Two different and interrelated steps are involved in the assessment of active sweat glands: stimulation of sweating and its subsequent recording and quantification.
Sweat activation has been promoted by simple thermal stimulation, by intradermal injection of drugs such as methylcholine,1 and by dermal introduction of such drugs using iontophoresis.2,3 Gibson and Cooke's device for iontophoresis, one of the most employed devices,2 provides DC current and uses large lead electrodes lined with porous material. The positive pole is dampened with 2% pilocarpine hydrochloride, and the negative one with 0.9% NaCl solution.
In order to visualize sweat glands, 2 methods have been used, ie, the starch-iodine test1,4 and a method that allows permanent recording of sweat drops on silicone.5 The latter method consists of stimulating sweat production, drying out the skin, and then applying a thin layer of liquid silicone to it. Prior to utilization, the silicone is mixed with a catalyzer that polymerizes and solidifies the material in about 90 seconds. The solid silicone is then manually removed, and sweat drops are counted by prints left on the material.
With respect to recording sweating activity, the methods reported in literature are limited to what was available in 1972, as reviewed in a study by Harris et al5 and reiterated in the recent Rook's Textbook of Dermatology (2004),6 in which is stated “… silicone impression techniques are probably the most reliable…”.

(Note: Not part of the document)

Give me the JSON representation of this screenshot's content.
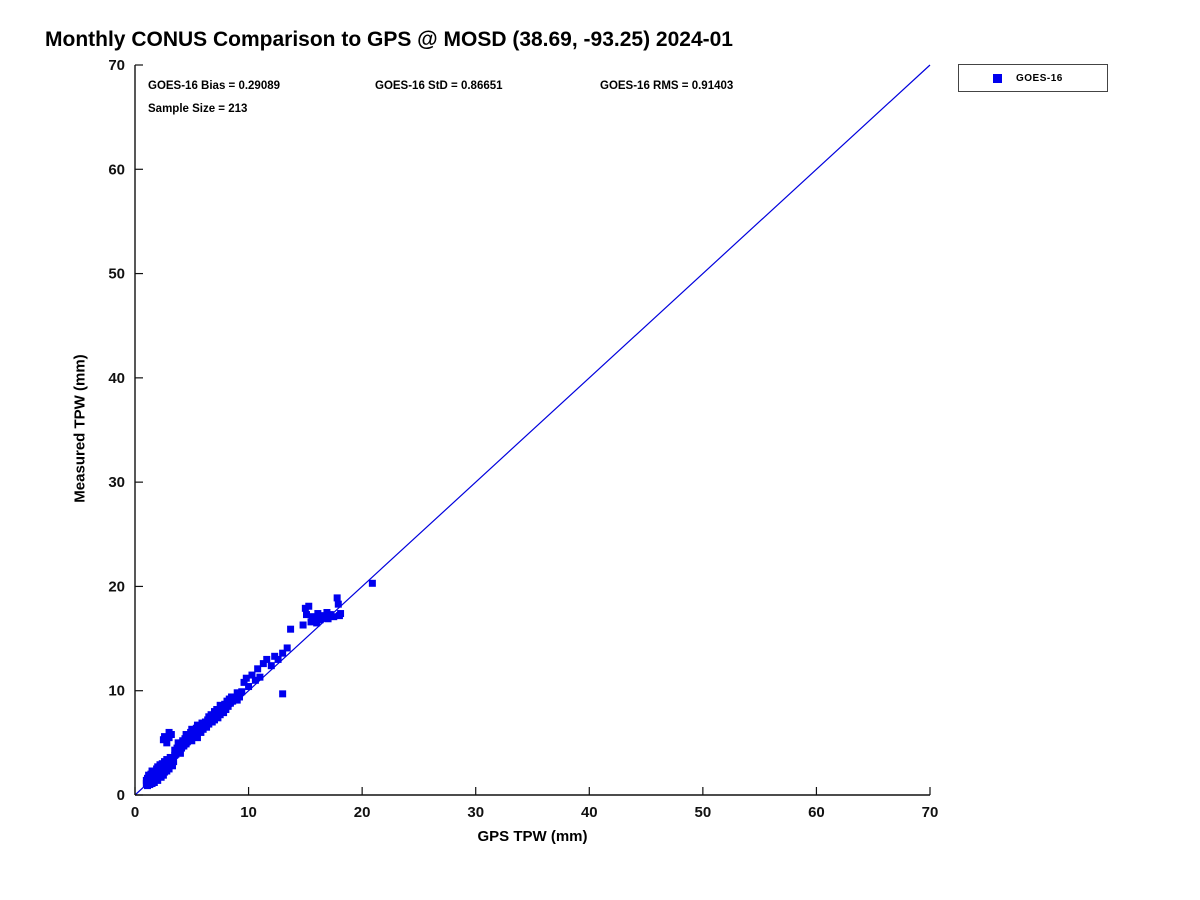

We introduce a new dynamic operational method that includes 3 devices: 1) a small battery-powered iontophoretic apparatus to stimulate sweating, 2) a digital photo or video camera to record sequential digital photographs of sweat production, and 3) a computer loaded with digital image-processing software to quantitate the sweat drop production.

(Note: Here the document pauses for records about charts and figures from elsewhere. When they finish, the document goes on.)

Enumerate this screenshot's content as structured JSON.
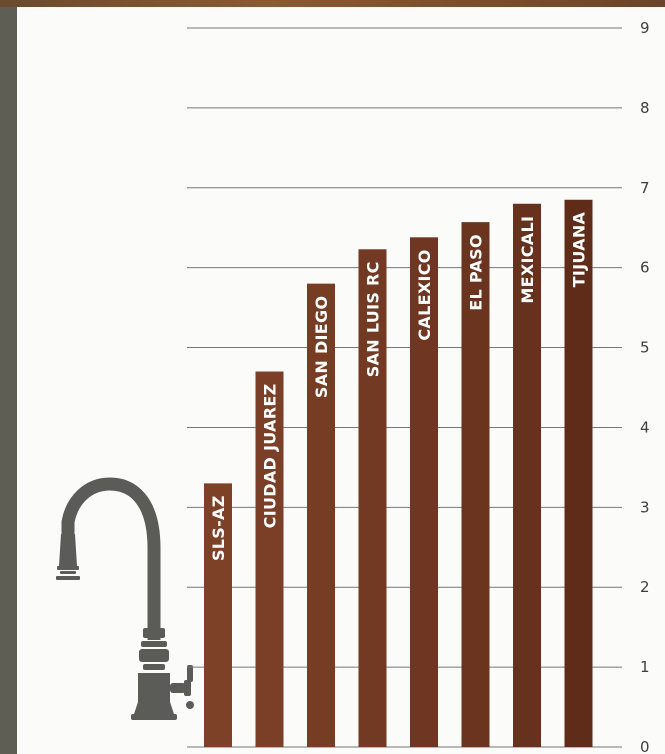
{
  "chart_data": {
    "type": "bar",
    "orientation": "vertical",
    "categories": [
      "SLS-AZ",
      "CIUDAD JUAREZ",
      "SAN DIEGO",
      "SAN LUIS RC",
      "CALEXICO",
      "EL PASO",
      "MEXICALI",
      "TIJUANA"
    ],
    "values": [
      3.3,
      4.7,
      5.8,
      6.23,
      6.38,
      6.57,
      6.8,
      6.85
    ],
    "ylim": [
      0,
      9
    ],
    "yticks": [
      "0",
      "1",
      "2",
      "3",
      "4",
      "5",
      "6",
      "7",
      "8",
      "9"
    ],
    "y_axis_side": "right",
    "grid": true,
    "bar_labels_inside": "vertical",
    "colors": [
      "#7d4128",
      "#7a3f26",
      "#763c24",
      "#733a23",
      "#6f3721",
      "#6a341f",
      "#66311d",
      "#5e2c18"
    ]
  },
  "decoration": {
    "icon": "faucet-icon",
    "color": "#5b5b58"
  }
}
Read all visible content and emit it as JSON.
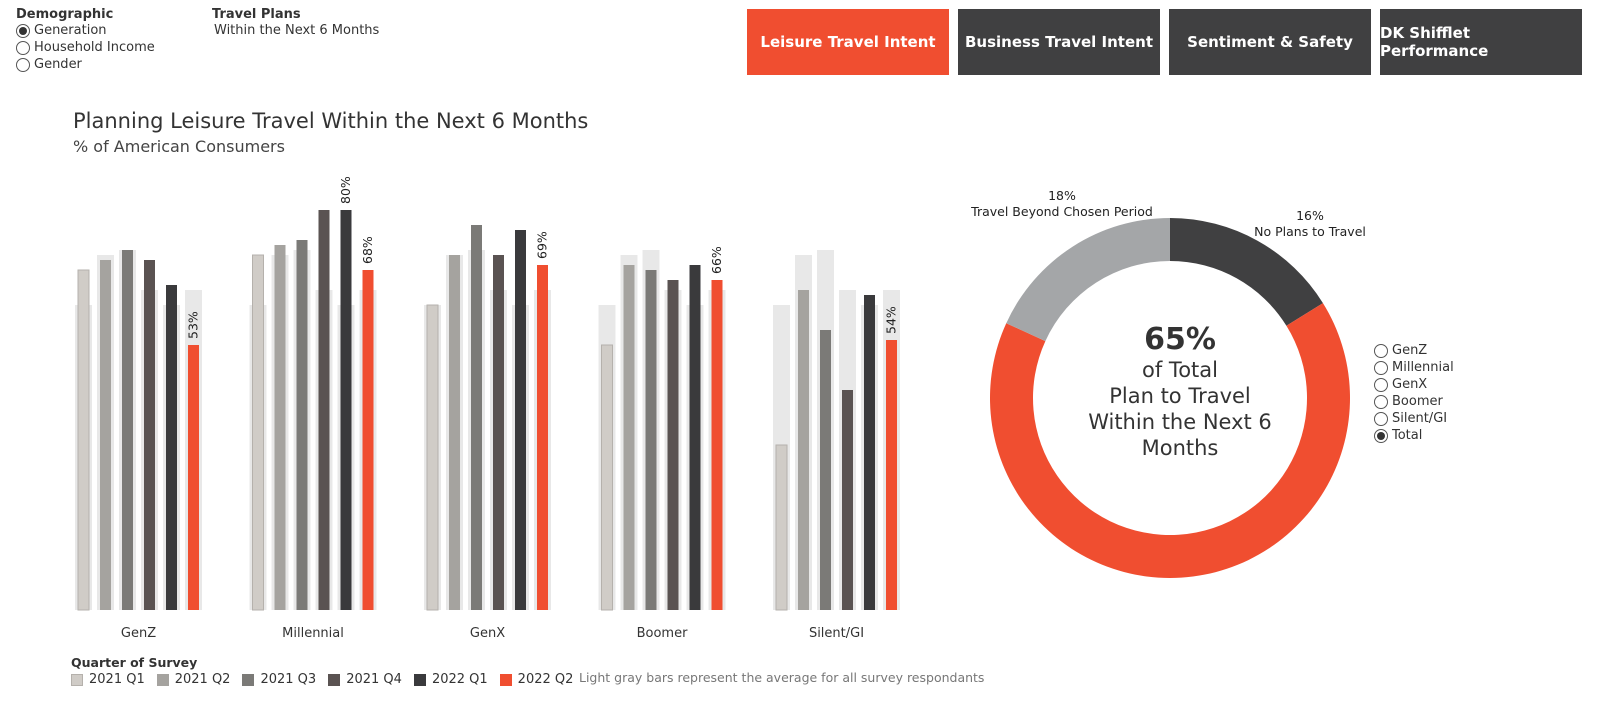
{
  "filters": {
    "demographic": {
      "title": "Demographic",
      "options": [
        "Generation",
        "Household Income",
        "Gender"
      ],
      "selected": "Generation"
    },
    "travel_plans": {
      "title": "Travel Plans",
      "value": "Within the Next 6 Months"
    }
  },
  "nav": {
    "buttons": [
      {
        "label": "Leisure Travel Intent",
        "active": true
      },
      {
        "label": "Business Travel Intent",
        "active": false
      },
      {
        "label": "Sentiment & Safety",
        "active": false
      },
      {
        "label": "DK Shifflet Performance",
        "active": false
      }
    ]
  },
  "colors": {
    "accent": "#f04e30",
    "nav_inactive": "#404041",
    "average_bar": "#e8e8e8",
    "quarters": [
      "#d0ccc7",
      "#a5a39f",
      "#7b7a77",
      "#5a5352",
      "#3a3a3c",
      "#f04e30"
    ],
    "donut": [
      "#404041",
      "#f04e30",
      "#a4a6a8"
    ]
  },
  "chart_data": [
    {
      "type": "bar",
      "title": "Planning Leisure Travel Within the Next 6 Months",
      "subtitle": "% of American Consumers",
      "categories": [
        "GenZ",
        "Millennial",
        "GenX",
        "Boomer",
        "Silent/GI"
      ],
      "legend_title": "Quarter of Survey",
      "series": [
        {
          "name": "2021 Q1",
          "values": [
            68,
            71,
            61,
            53,
            33
          ]
        },
        {
          "name": "2021 Q2",
          "values": [
            70,
            73,
            71,
            69,
            64
          ]
        },
        {
          "name": "2021 Q3",
          "values": [
            72,
            74,
            77,
            68,
            56
          ]
        },
        {
          "name": "2021 Q4",
          "values": [
            70,
            80,
            71,
            66,
            44
          ]
        },
        {
          "name": "2022 Q1",
          "values": [
            65,
            80,
            76,
            69,
            63
          ]
        },
        {
          "name": "2022 Q2",
          "values": [
            53,
            68,
            69,
            66,
            54
          ]
        }
      ],
      "average_series": {
        "name": "All respondents average",
        "values": [
          61,
          71,
          72,
          64,
          61,
          64
        ]
      },
      "data_labels": {
        "GenZ": "53%",
        "Millennial_q4": "80%",
        "Millennial": "68%",
        "GenX": "69%",
        "Boomer": "66%",
        "Silent/GI": "54%"
      },
      "ylim": [
        0,
        90
      ],
      "note": "Light gray bars represent the average for all survey respondants"
    },
    {
      "type": "pie",
      "style": "donut",
      "slices": [
        {
          "label": "No Plans to Travel",
          "value": 16,
          "pct_label": "16%"
        },
        {
          "label": "Plan to Travel Within the Next 6 Months",
          "value": 65,
          "pct_label": "65%"
        },
        {
          "label": "Travel Beyond Chosen Period",
          "value": 18,
          "pct_label": "18%"
        }
      ],
      "center": {
        "big": "65%",
        "line1": "of Total",
        "line2": "Plan to Travel",
        "line3": "Within the Next 6",
        "line4": "Months"
      }
    }
  ],
  "segment_selector": {
    "options": [
      "GenZ",
      "Millennial",
      "GenX",
      "Boomer",
      "Silent/GI",
      "Total"
    ],
    "selected": "Total"
  }
}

TECHNIQUEA portable, small (15 x 15 x 6 cm) iontophoresis device (Figure 1) was designed and built by the Bioengineering Division of the Heart Institute InCor, São Paulo, Brazil. On its control panel, a knob sets the DC current applied to the skin, and an ammeter displays its value. Internal batteries power it. The electronic diagram of this device is shown in Figure 2. Stainless steel electrodes that are smaller than usual (6-10 cm2) were manufactured for our application. Porous tissue dampened with 2% pilocarpine hydrochloride and with saline are respectively placed between the positive and the negative electrodes and the skin. This device systematically induced sweating activity lasting for 30 minutes following the application of 2.5 mA DC for 5 minutes. As soon sweating begins, the skin is dried, and recording is immediately started and carried out until drops flow together.

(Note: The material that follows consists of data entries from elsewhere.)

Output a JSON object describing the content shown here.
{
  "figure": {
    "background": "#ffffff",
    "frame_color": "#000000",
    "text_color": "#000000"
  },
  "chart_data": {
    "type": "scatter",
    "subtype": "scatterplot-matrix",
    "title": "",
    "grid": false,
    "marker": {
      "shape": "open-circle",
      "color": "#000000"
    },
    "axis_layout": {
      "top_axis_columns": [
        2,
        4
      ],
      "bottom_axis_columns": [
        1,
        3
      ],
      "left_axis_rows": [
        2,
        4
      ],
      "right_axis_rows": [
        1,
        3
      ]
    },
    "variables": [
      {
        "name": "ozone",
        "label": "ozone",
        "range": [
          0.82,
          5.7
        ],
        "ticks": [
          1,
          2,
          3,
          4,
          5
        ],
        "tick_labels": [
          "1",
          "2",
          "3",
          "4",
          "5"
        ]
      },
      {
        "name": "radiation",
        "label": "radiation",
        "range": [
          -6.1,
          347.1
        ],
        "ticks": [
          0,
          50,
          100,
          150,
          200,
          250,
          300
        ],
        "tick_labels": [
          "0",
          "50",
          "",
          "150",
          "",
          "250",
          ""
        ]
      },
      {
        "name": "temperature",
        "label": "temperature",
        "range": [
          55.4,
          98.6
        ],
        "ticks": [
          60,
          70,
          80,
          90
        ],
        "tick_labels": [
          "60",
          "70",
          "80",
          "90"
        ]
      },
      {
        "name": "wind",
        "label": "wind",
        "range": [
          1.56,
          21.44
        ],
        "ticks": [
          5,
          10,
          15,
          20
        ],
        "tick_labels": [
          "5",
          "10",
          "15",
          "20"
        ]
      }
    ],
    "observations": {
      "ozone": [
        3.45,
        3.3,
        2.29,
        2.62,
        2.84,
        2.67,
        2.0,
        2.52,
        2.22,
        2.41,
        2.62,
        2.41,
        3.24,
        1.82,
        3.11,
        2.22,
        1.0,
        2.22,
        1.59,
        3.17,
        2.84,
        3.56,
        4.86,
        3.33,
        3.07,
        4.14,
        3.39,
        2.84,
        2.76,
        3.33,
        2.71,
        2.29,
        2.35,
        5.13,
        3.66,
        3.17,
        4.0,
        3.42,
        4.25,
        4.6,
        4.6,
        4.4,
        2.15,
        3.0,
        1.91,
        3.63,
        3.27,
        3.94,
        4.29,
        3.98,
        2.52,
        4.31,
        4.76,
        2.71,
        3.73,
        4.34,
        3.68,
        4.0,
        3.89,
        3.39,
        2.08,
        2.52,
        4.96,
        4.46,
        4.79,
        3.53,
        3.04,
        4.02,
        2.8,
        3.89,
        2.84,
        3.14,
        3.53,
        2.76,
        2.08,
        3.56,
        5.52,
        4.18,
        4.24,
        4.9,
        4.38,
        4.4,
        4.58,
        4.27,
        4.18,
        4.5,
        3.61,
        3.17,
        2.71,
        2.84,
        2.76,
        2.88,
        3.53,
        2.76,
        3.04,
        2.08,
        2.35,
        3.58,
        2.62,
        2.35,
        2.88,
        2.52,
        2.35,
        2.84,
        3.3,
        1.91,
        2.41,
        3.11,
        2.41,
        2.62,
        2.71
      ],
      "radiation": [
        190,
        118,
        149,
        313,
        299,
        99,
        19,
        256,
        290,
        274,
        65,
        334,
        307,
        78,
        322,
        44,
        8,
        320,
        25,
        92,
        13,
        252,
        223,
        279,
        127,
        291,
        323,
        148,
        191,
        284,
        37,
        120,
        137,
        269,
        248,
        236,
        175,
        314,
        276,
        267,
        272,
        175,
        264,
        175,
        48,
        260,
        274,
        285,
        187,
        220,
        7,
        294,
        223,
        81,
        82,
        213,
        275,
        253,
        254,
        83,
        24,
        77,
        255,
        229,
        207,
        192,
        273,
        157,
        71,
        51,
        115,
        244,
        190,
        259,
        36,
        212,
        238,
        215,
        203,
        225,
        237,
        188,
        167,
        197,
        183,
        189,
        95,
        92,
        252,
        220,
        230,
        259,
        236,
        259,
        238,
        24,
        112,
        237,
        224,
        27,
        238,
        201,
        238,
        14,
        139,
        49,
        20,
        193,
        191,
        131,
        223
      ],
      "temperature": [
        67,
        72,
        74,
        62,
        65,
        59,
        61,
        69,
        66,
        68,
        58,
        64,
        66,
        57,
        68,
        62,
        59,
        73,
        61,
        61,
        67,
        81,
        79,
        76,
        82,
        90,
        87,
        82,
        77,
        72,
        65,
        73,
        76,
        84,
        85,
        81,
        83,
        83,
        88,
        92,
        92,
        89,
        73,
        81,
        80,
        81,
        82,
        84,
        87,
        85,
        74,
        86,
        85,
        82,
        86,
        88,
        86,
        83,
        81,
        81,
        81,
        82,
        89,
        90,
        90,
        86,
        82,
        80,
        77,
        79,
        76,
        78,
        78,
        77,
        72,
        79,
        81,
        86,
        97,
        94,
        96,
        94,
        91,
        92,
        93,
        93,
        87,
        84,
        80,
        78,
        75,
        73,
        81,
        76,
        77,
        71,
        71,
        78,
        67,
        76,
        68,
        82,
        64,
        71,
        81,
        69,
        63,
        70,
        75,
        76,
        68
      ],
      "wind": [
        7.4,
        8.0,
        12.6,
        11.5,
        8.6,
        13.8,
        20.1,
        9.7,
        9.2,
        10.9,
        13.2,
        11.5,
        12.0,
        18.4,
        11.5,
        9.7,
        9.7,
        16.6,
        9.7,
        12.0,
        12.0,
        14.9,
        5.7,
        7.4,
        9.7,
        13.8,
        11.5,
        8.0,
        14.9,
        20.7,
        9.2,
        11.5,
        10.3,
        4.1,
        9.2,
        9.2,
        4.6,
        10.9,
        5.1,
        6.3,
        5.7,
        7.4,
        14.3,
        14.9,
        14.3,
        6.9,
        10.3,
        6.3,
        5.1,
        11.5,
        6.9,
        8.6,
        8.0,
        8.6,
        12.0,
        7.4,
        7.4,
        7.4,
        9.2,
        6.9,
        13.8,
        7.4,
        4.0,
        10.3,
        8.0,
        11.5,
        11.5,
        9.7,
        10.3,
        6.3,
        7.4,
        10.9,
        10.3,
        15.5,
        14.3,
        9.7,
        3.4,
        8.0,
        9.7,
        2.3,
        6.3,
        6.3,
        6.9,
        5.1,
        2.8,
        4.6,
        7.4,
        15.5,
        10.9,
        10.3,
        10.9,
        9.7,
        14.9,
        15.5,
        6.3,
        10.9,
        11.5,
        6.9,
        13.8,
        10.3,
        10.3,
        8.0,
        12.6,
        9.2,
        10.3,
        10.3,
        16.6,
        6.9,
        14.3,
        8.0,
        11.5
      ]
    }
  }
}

In order to record sweat drop images (Figure 3), a digital photo or video camera can be used. The digital videos or photographs (recorded for our study with a Nikon digital photo camera) are computer-processed using picture analysis software (ie, Image Tools) that counts the sweat drops in a given area over a given time interval.
Our tests have confirmed the efficacy of the device and safety of the method. The system for data processing regarding sweat gland activity allows good visualization, digital video and/or photographic recording, and quantification of both the emergence, growth and confluence of sweat drops, which appear as bright white points over the skin (Figure 3).
DISCUSSIONOur new technology for quantifying the activity of sweat glands improves on existing options in several ways. Compared to the Gibson and Cook device, our device is more compact so it is easier to find an appropriate place to store it and set it up for operation; it is battery powered so an electrical outlet is not necessary for its operation; additionally, a smaller sweat volume is needed, so the electrodes can be smaller. Compared to the recording and quantification of active sweat glands by drop printing on the silicone layer, our system avoids the problems involved achieving standardized mixtures of the silicone-catalyzer polymer that can result in different polymerization times, with consequent irregularities in sweat drop printing for each evaluated sample, resulting in a loss of accuracy. Additionally, only a static image of sweat production is provided with the silicone method—one obtained at the time of silicone polymerization, whereas the sweating process can be dynamically sampled using our method.
It is important to carry out a dynamic and continuous assessment of the development and growth of sweat drops until they flow together to make sure drops were produced by a single gland. Other methods aiming to score active sweat glands are unable to ensure that the drop comes from a single gland.
Our new system has additional advantages over other available technologies for quantifying the activity of sweat glands. The iontophoretic device activates sweat glands, and the accuracy of the dynamic record is higher.
The use of this new system for scoring the activity of sweat glands should increase the accuracy and precision of future studies that are concerned with sweating.